The world of economics is in a tizzy about quality of research and the little devils that can ruin the best of intentions. It all started with a research paper published in 2010 by professors Carmen Reinhart and Kenneth Rogoff, of Harvard University who, using published data, found that nations that had a debt to gross domestic product greater than 90 per cent were in danger of seeing their average growth rate fall by 0.1 per cent.

This finding was of great interest to policy makers, since this was post-global economic crisis when many countries were thinking of taking on more debt in order to increase their spending as a stimulation to their economies. The research gave a fillip to the opposite argument, that what was needed was austerity.

Other studies that examined the same issue of debt also seemed to support the findings and warned highly indebted countries from taking on even more debt.

Now, a paper published earlier this month by three authors, Thomas Herndon, Michael Ash and Robert Pollin, of the University of Massachusetts Amherst (my alma mater , I may proudly add) has cast a doubt on the Reinhart-Rogoff findings. This study grew out of the efforts of the first author, a graduate student, who tried to replicate the Reinhart-Rogoff study as assignment for a course.

Findings questioned

Finding that the results were not the same, he then sought and obtained the original data sheet from Reinhart-Rogoff, and found simple miscalculations and data exclusions in their study. Correcting these errors, Herndon et al found that the average growth for the high debt countries would be 2.2 per cent, and not negative as the original study claimed. A major reversal of the conclusions.

This ‘incident’ allows us to draw some lessons. One is the importance of being able to replicate research, using the same or similar data to study the same questions and to see if the same results are obtained. The other is being able to access the data set of other scholars.

This is quite often impossible, for researchers will hide behind confidentiality and various other excuses and not share their data. This is especially so if the data are not publicly available but have been collected as primary data through surveys, and so on.

Gate keepers such as journal editors and reviewers ask for a lot of details about the research methodology and analysis from those who submit a manuscript to get a sense of the reliability and validity of the data, analysis and the conclusions, but even they rarely have the time or the inclination to ask for the raw data and run the analysis themselves.

Replicability issues

In general, research in the sciences differentiates itself from the social sciences in the matter of replicability.

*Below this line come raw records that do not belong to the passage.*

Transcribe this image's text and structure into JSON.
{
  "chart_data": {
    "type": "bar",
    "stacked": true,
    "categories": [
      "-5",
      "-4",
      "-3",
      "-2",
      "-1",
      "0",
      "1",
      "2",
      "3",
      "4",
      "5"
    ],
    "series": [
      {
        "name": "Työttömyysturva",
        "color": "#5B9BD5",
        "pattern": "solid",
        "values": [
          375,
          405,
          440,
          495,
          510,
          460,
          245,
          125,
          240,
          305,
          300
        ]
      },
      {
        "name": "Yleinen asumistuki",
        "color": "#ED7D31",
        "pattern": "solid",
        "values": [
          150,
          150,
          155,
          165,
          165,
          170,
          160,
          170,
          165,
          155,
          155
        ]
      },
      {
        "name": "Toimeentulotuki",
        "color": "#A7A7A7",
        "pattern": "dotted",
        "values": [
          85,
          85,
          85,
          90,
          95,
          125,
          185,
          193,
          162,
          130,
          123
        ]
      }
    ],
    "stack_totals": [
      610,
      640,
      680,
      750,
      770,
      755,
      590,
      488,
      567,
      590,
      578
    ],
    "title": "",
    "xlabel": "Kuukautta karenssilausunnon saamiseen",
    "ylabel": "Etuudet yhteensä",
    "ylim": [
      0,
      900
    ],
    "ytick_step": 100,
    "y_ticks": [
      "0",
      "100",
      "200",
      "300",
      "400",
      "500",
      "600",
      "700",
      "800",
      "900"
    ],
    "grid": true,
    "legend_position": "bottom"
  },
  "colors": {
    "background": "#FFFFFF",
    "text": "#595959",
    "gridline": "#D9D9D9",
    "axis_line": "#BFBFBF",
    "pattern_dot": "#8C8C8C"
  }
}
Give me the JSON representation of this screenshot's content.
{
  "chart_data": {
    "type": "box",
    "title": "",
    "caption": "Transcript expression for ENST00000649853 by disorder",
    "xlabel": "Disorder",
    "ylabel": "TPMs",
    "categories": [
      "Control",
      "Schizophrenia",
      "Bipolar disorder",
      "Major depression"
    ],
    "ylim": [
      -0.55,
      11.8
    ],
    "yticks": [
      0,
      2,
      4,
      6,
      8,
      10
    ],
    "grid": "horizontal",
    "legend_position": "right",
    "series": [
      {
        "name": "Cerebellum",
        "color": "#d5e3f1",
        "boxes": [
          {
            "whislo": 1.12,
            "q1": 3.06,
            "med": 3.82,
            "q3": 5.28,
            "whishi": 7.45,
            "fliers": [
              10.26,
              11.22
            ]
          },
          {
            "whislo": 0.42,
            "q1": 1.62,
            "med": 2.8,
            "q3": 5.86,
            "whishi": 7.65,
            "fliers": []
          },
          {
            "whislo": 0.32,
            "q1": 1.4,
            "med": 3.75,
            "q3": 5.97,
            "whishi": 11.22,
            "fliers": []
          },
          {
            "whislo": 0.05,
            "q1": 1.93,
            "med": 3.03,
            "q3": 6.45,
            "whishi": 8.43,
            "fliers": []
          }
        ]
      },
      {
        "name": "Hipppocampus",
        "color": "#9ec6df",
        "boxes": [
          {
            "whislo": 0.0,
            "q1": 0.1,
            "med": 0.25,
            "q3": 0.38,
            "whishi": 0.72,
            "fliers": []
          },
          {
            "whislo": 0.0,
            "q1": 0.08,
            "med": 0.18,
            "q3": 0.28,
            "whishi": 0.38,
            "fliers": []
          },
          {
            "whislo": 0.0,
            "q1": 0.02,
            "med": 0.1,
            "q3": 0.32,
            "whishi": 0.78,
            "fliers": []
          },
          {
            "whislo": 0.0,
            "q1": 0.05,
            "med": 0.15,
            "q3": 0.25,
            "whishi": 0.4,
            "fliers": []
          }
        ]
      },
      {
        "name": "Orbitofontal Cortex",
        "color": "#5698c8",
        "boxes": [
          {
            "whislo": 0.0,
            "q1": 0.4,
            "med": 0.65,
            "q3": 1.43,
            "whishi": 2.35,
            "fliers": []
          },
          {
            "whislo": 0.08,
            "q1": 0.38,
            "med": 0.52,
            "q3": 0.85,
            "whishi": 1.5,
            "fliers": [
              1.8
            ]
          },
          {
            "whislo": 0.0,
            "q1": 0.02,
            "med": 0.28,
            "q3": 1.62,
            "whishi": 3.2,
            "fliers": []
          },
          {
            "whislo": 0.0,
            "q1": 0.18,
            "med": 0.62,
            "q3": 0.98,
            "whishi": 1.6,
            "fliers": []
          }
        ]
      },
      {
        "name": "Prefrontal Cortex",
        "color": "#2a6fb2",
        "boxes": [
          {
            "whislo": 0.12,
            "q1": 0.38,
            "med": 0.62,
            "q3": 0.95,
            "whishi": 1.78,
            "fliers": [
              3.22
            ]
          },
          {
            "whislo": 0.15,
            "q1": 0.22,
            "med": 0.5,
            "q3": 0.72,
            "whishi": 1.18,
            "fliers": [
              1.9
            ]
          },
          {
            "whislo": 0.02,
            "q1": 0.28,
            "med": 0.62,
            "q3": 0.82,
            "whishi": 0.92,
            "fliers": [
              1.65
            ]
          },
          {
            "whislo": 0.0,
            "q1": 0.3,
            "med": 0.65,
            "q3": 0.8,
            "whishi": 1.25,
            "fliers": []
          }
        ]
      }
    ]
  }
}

If chemical A mixed with chemical B and heated to C results in D, and it is published, anyone can try it out and see if it is true. In most social sciences, this is difficult to do, and even when possible, is often not attempted.

The other problem that complicates social science research is the difficulty of establishing cause and effect relationships between variables due to the many variables that can affect the situation, and the inability to keep all the other intervening variables constant, or trying to control them. Thus, conclusions are provided with various caveats about the weaknesses of the study and the limitations on generalisability.

In the business/management field, there is an ongoing debate on the issue of relevance of research. When primary data are collected through surveys, replicability becomes almost impossible.

In short, research conclusions rarely contribute to cumulative knowledge. Can’t blame the business folks for ignoring much academic business research!

Research vs education

In an article published online at the Knowledge@Wharton Web site in February this year, Larry Zicklin, a former chairman of a financial services firm and a finance professor, argued that with university reward systems driving faculty to publish, much research that is done is irrelevant, and students end up paying for it through higher tuition fees, since faculty teaching loads are lowered in research-driven universities to allow their faculty to be engaged in research.

He comments about a faculty member who is highly regarded for his research in the area of finance: “I’ve worked for 50 years and I didn’t have a clue as to what his most recent articles were about… (His research was directed at) the community of scholars who write for one another but not for their students and certainly not for business executives who are interested in practical ideas that might actually work.”

A particularly tough rhetorical question Zicklin asks is: If business research is useful, why are corporations so reluctant to pay for it?

The message from all this is that all educational institutions should not join the game of pursuing research just because it helps the reputation or ranking of the institution.

The majority of institutions should realise that they may make a better contribution to society focused on education, which is not the same as research, and which involves paying attention to teaching and making education affordable to those who need it.

Those institutions that wish to pursue the research route should also be careful that what they encourage in their scholars is relevant and applicable.

(The author is professor of International Business and Strategic Management at Suffolk University, Boston, US.)